The Challenging Politics of Climate Change
How the Climate Crisis Is Killing Us, in 9 Alarming Charts
Americans Increasingly See Climate Change as a Crisis, Poll Shows
Elaine Kamarck of the Brookings Institution leads off her piece on climate and politics with a great quote from Colin Jost of Saturday Night Live (10/13/18):
We don’t really worry about climate change because it’s too overwhelming and we’re already in too deep. It’s like if you owe your bookie $1,000, you’re like, ‘OK, I’ve got to pay this dude back.’ But if you owe your bookie $1 million dollars, you’re like, ‘I guess I’m just going to die.’
So there are many reasons Americans (in particular) resist climate change, and Kamarck goes on to document these in a lengthy but very worthwhile essay you should read.

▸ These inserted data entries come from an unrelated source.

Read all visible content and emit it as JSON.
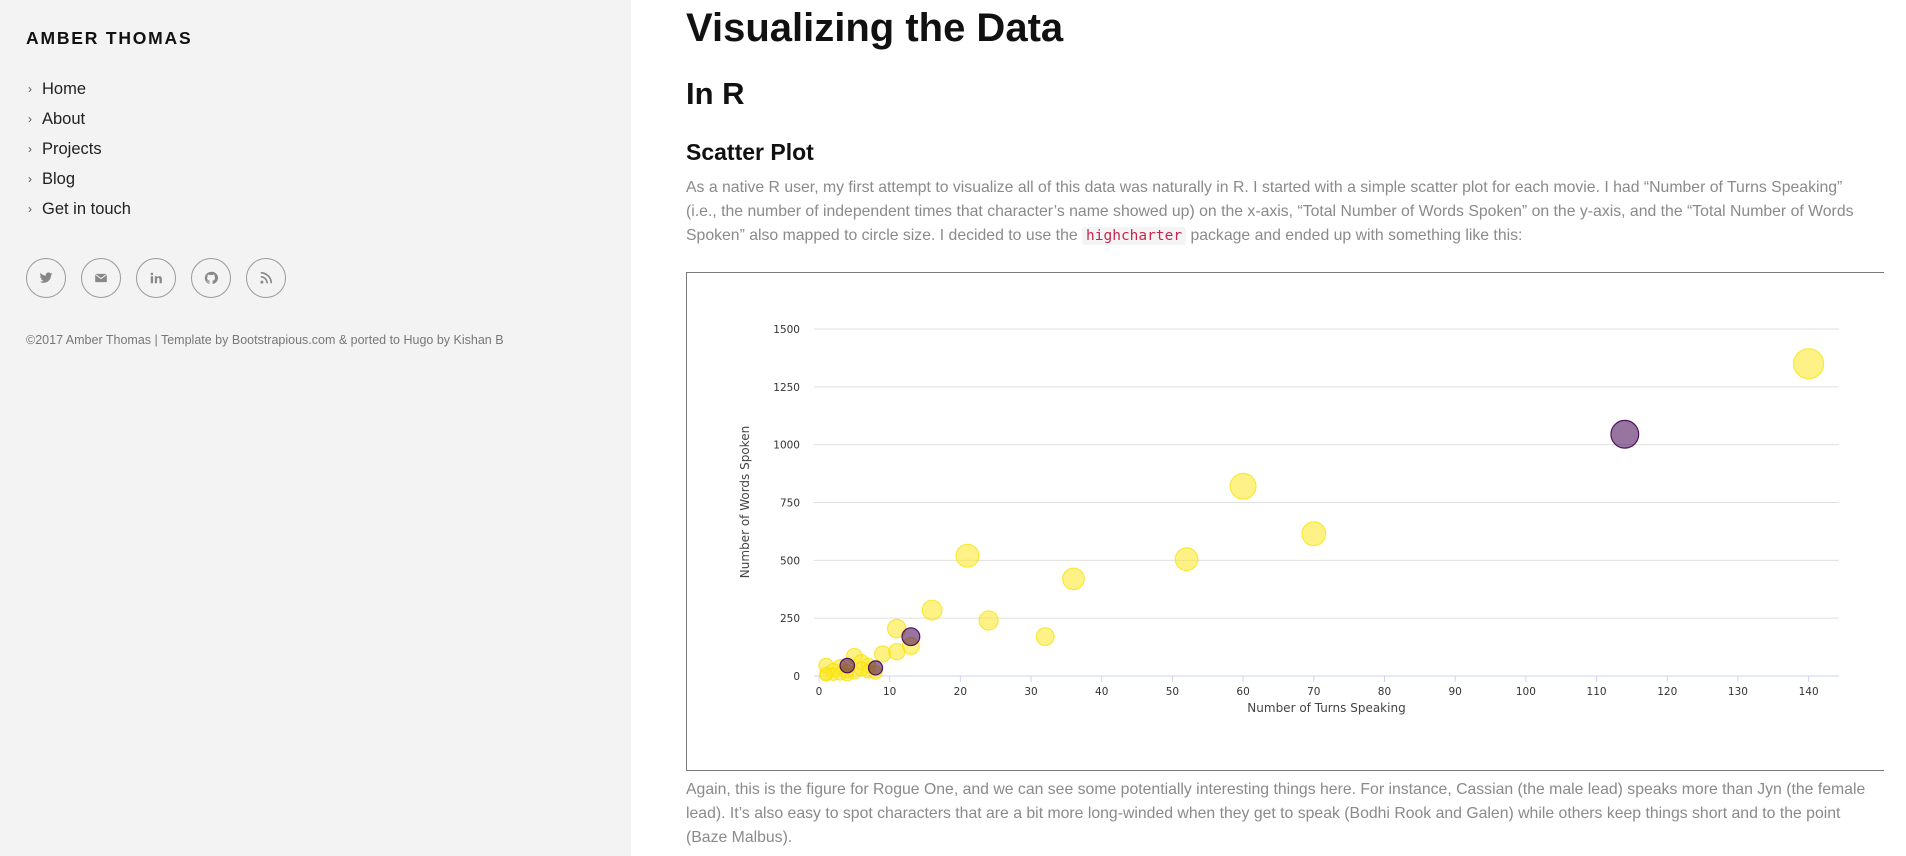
{
  "sidebar": {
    "site_title": "AMBER THOMAS",
    "nav_items": [
      {
        "label": "Home"
      },
      {
        "label": "About"
      },
      {
        "label": "Projects"
      },
      {
        "label": "Blog"
      },
      {
        "label": "Get in touch"
      }
    ],
    "social_icons": [
      "twitter-icon",
      "envelope-icon",
      "linkedin-icon",
      "github-icon",
      "rss-icon"
    ],
    "copyright": "©2017 Amber Thomas | Template by Bootstrapious.com & ported to Hugo by Kishan B"
  },
  "main": {
    "title": "Visualizing the Data",
    "section_heading": "In R",
    "subsection_heading": "Scatter Plot",
    "para1_before_code": "As a native R user, my first attempt to visualize all of this data was naturally in R. I started with a simple scatter plot for each movie. I had “Number of Turns Speaking” (i.e., the number of independent times that character’s name showed up) on the x-axis, “Total Number of Words Spoken” on the y-axis, and the “Total Number of Words Spoken” also mapped to circle size. I decided to use the ",
    "para1_code": "highcharter",
    "para1_after_code": " package and ended up with something like this:",
    "para2": "Again, this is the figure for Rogue One, and we can see some potentially interesting things here. For instance, Cassian (the male lead) speaks more than Jyn (the female lead). It’s also easy to spot characters that are a bit more long-winded when they get to speak (Bodhi Rook and Galen) while others keep things short and to the point (Baze Malbus)."
  },
  "colors": {
    "sidebar_bg": "#f3f3f3",
    "point_yellow": "#fde725",
    "point_purple": "#440154",
    "code_text": "#c7254e"
  },
  "chart_data": {
    "type": "scatter",
    "title": "",
    "xlabel": "Number of Turns Speaking",
    "ylabel": "Number of Words Spoken",
    "xlim": [
      0,
      145
    ],
    "ylim": [
      0,
      1500
    ],
    "x_ticks": [
      0,
      10,
      20,
      30,
      40,
      50,
      60,
      70,
      80,
      90,
      100,
      110,
      120,
      130,
      140
    ],
    "y_ticks": [
      0,
      250,
      500,
      750,
      1000,
      1250,
      1500
    ],
    "grid": true,
    "series": [
      {
        "color": "#fde725",
        "points": [
          {
            "x": 140,
            "y": 1350,
            "size": 1350
          },
          {
            "x": 60,
            "y": 820,
            "size": 820
          },
          {
            "x": 70,
            "y": 615,
            "size": 615
          },
          {
            "x": 21,
            "y": 520,
            "size": 520
          },
          {
            "x": 52,
            "y": 505,
            "size": 505
          },
          {
            "x": 36,
            "y": 420,
            "size": 420
          },
          {
            "x": 16,
            "y": 285,
            "size": 285
          },
          {
            "x": 24,
            "y": 240,
            "size": 240
          },
          {
            "x": 11,
            "y": 205,
            "size": 205
          },
          {
            "x": 32,
            "y": 170,
            "size": 170
          },
          {
            "x": 13,
            "y": 130,
            "size": 130
          },
          {
            "x": 11,
            "y": 105,
            "size": 105
          },
          {
            "x": 9,
            "y": 95,
            "size": 95
          },
          {
            "x": 5,
            "y": 85,
            "size": 85
          },
          {
            "x": 6,
            "y": 60,
            "size": 60
          },
          {
            "x": 7,
            "y": 45,
            "size": 45
          },
          {
            "x": 3,
            "y": 40,
            "size": 40
          },
          {
            "x": 1,
            "y": 45,
            "size": 45
          },
          {
            "x": 2,
            "y": 25,
            "size": 25
          },
          {
            "x": 4,
            "y": 20,
            "size": 20
          },
          {
            "x": 1,
            "y": 10,
            "size": 10
          },
          {
            "x": 2,
            "y": 8,
            "size": 8
          },
          {
            "x": 3,
            "y": 10,
            "size": 10
          },
          {
            "x": 5,
            "y": 15,
            "size": 15
          },
          {
            "x": 6,
            "y": 30,
            "size": 30
          },
          {
            "x": 7,
            "y": 20,
            "size": 20
          },
          {
            "x": 8,
            "y": 15,
            "size": 15
          },
          {
            "x": 4,
            "y": 5,
            "size": 5
          },
          {
            "x": 1,
            "y": 3,
            "size": 3
          }
        ]
      },
      {
        "color": "#440154",
        "points": [
          {
            "x": 114,
            "y": 1045,
            "size": 1045
          },
          {
            "x": 13,
            "y": 170,
            "size": 170
          },
          {
            "x": 4,
            "y": 45,
            "size": 45
          },
          {
            "x": 8,
            "y": 35,
            "size": 35
          }
        ]
      }
    ]
  }
}
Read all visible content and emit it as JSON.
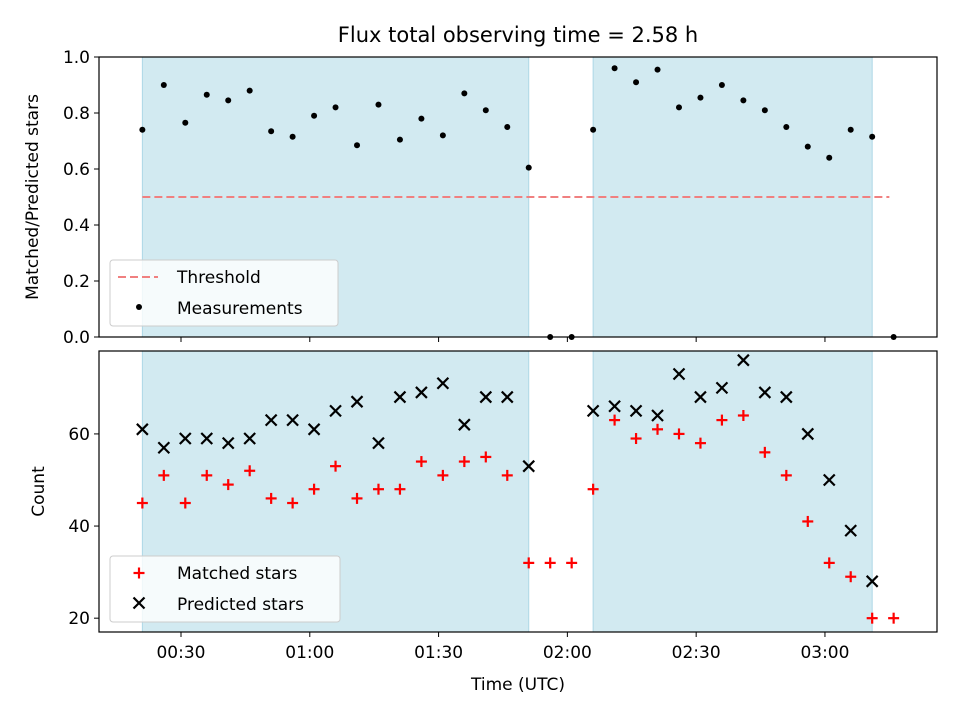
{
  "chart_data": [
    {
      "type": "scatter",
      "title": "Flux total observing time = 2.58 h",
      "ylabel": "Matched/Predicted stars",
      "ylim": [
        0,
        1.0
      ],
      "yticks": [
        "0.0",
        "0.2",
        "0.4",
        "0.6",
        "0.8",
        "1.0"
      ],
      "grid": false,
      "legend": "lower-left",
      "shaded_intervals": [
        [
          "00:21",
          "01:51"
        ],
        [
          "02:06",
          "03:11"
        ]
      ],
      "shade_color": "#add8e6",
      "series": [
        {
          "name": "Threshold",
          "kind": "dashed-line",
          "color": "#f08080",
          "x": [
            "00:21",
            "03:15"
          ],
          "values": [
            0.5,
            0.5
          ]
        },
        {
          "name": "Measurements",
          "kind": "points",
          "color": "#000000",
          "x": [
            "00:21",
            "00:26",
            "00:31",
            "00:36",
            "00:41",
            "00:46",
            "00:51",
            "00:56",
            "01:01",
            "01:06",
            "01:11",
            "01:16",
            "01:21",
            "01:26",
            "01:31",
            "01:36",
            "01:41",
            "01:46",
            "01:51",
            "01:56",
            "02:01",
            "02:06",
            "02:11",
            "02:16",
            "02:21",
            "02:26",
            "02:31",
            "02:36",
            "02:41",
            "02:46",
            "02:51",
            "02:56",
            "03:01",
            "03:06",
            "03:11",
            "03:16"
          ],
          "values": [
            0.74,
            0.9,
            0.765,
            0.865,
            0.845,
            0.88,
            0.735,
            0.715,
            0.79,
            0.82,
            0.685,
            0.83,
            0.705,
            0.78,
            0.72,
            0.87,
            0.81,
            0.75,
            0.605,
            0.0,
            0.0,
            0.74,
            0.96,
            0.91,
            0.955,
            0.82,
            0.855,
            0.9,
            0.845,
            0.81,
            0.75,
            0.68,
            0.64,
            0.74,
            0.715,
            0.0
          ]
        }
      ]
    },
    {
      "type": "scatter",
      "xlabel": "Time (UTC)",
      "ylabel": "Count",
      "ylim": [
        17,
        78
      ],
      "yticks": [
        "20",
        "40",
        "60"
      ],
      "xticks": [
        "00:30",
        "01:00",
        "01:30",
        "02:00",
        "02:30",
        "03:00"
      ],
      "grid": false,
      "legend": "lower-left",
      "series": [
        {
          "name": "Matched stars",
          "marker": "plus",
          "color": "#ff0000",
          "x": [
            "00:21",
            "00:26",
            "00:31",
            "00:36",
            "00:41",
            "00:46",
            "00:51",
            "00:56",
            "01:01",
            "01:06",
            "01:11",
            "01:16",
            "01:21",
            "01:26",
            "01:31",
            "01:36",
            "01:41",
            "01:46",
            "01:51",
            "01:56",
            "02:01",
            "02:06",
            "02:11",
            "02:16",
            "02:21",
            "02:26",
            "02:31",
            "02:36",
            "02:41",
            "02:46",
            "02:51",
            "02:56",
            "03:01",
            "03:06",
            "03:11",
            "03:16"
          ],
          "values": [
            45,
            51,
            45,
            51,
            49,
            52,
            46,
            45,
            48,
            53,
            46,
            48,
            48,
            54,
            51,
            54,
            55,
            51,
            32,
            32,
            32,
            48,
            63,
            59,
            61,
            60,
            58,
            63,
            64,
            56,
            51,
            41,
            32,
            29,
            20,
            20
          ]
        },
        {
          "name": "Predicted stars",
          "marker": "x",
          "color": "#000000",
          "x": [
            "00:21",
            "00:26",
            "00:31",
            "00:36",
            "00:41",
            "00:46",
            "00:51",
            "00:56",
            "01:01",
            "01:06",
            "01:11",
            "01:16",
            "01:21",
            "01:26",
            "01:31",
            "01:36",
            "01:41",
            "01:46",
            "01:51",
            "02:06",
            "02:11",
            "02:16",
            "02:21",
            "02:26",
            "02:31",
            "02:36",
            "02:41",
            "02:46",
            "02:51",
            "02:56",
            "03:01",
            "03:06",
            "03:11"
          ],
          "values": [
            61,
            57,
            59,
            59,
            58,
            59,
            63,
            63,
            61,
            65,
            67,
            58,
            68,
            69,
            71,
            62,
            68,
            68,
            53,
            65,
            66,
            65,
            64,
            73,
            68,
            70,
            76,
            69,
            68,
            60,
            50,
            39,
            28
          ]
        }
      ]
    }
  ]
}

In the most recent decade of Gallup’s polling, for instance, we learn that “almost half of the public believes that the seriousness of global warming is generally exaggerated.” A series of natural disasters and dramatic weather events leaves the public mostly unmoved. Jobs, the economy and healthcare top their list of concerns.
Then there’s partisanship. And the complex nature of the climate crisis. Plus jurisdiction and accountability: who’s responsible? by whose laws? And the lack of trust in government—at a new low since the administration of G.W. Bush. Finally, our elites demonstrate a lack of imagination, such as described by Amitav Ghosh in The Great Derangement (reviewed here): we don’t talk about climate in fiction or television or film. Is it too threatening?
Matt Simon in Wired tells us how climate is slowly killing us, referencing a massive study in The Lancet, a medical journal, on climate change and human health. Says one of the authors about living in a world 4 degrees warmer than in preindustrial times:
We have no idea what that looks like from a public health perspective, but we know it is catastrophic. . . . We know that it has the potential to undermine the last 50 years of gains in public health and overwhelm the health systems we rely on.
Simon’s series of graphics should properly scare you. Here’s one:
On he goes, with measures of wildfires roaring, diseases blooming, air conditioning heating up cities, crops declining, etc.
In the face of all this a Washington Post-Kaiser Family Foundation poll tells us that “A growing number of Americans describe climate change as a crisis, and two-thirds say President Trump is doing too little to tackle the problem.”
About 8 in 10 “say that human activity is fueling climate change, and roughly half believe action is urgently needed within the next decade if humanity is to avert its worst effects. Nearly 4 in 10 now say climate change is a “crisis,” up from less than a quarter five years ago.”
That story was posted September 13 of this year, Kamarck’s on September 23. So who’s right? With a well-earned mistrust of polls, I vote for Kamarck because she uses a wider time spread.
We have a lot of work to do.
Better than Colin Jost is the story of the frog sitting in warming water until he/she/they get boiled to death. While your post points out public opinion on the climate change tropic, I am not convinced changing public opinion ultimately matters as much as changing the understanding of those who will first be harmed. I remain dumbfounded from that small part of the last Democrat debate when the topic of should those harmed by climate change be compensated by the government (which is to say us) for their loss. The coastal elites who own the beach front houses no doubt think that is a good idea, but I doubt if it is attractive to the flatlanders unless they live in a flood plain. Compensate folks for harm done, rather than preventing the harm. What a great American idea!
Compensation is a dumb idea, I agree, and of course we all would pay for bailing out the fools who built in the flood plain. The point of the Colin Jost story is not that we are all waiting to be boiled alive like dumb frogs but that we are all fools who get in over our heads despite knowing better.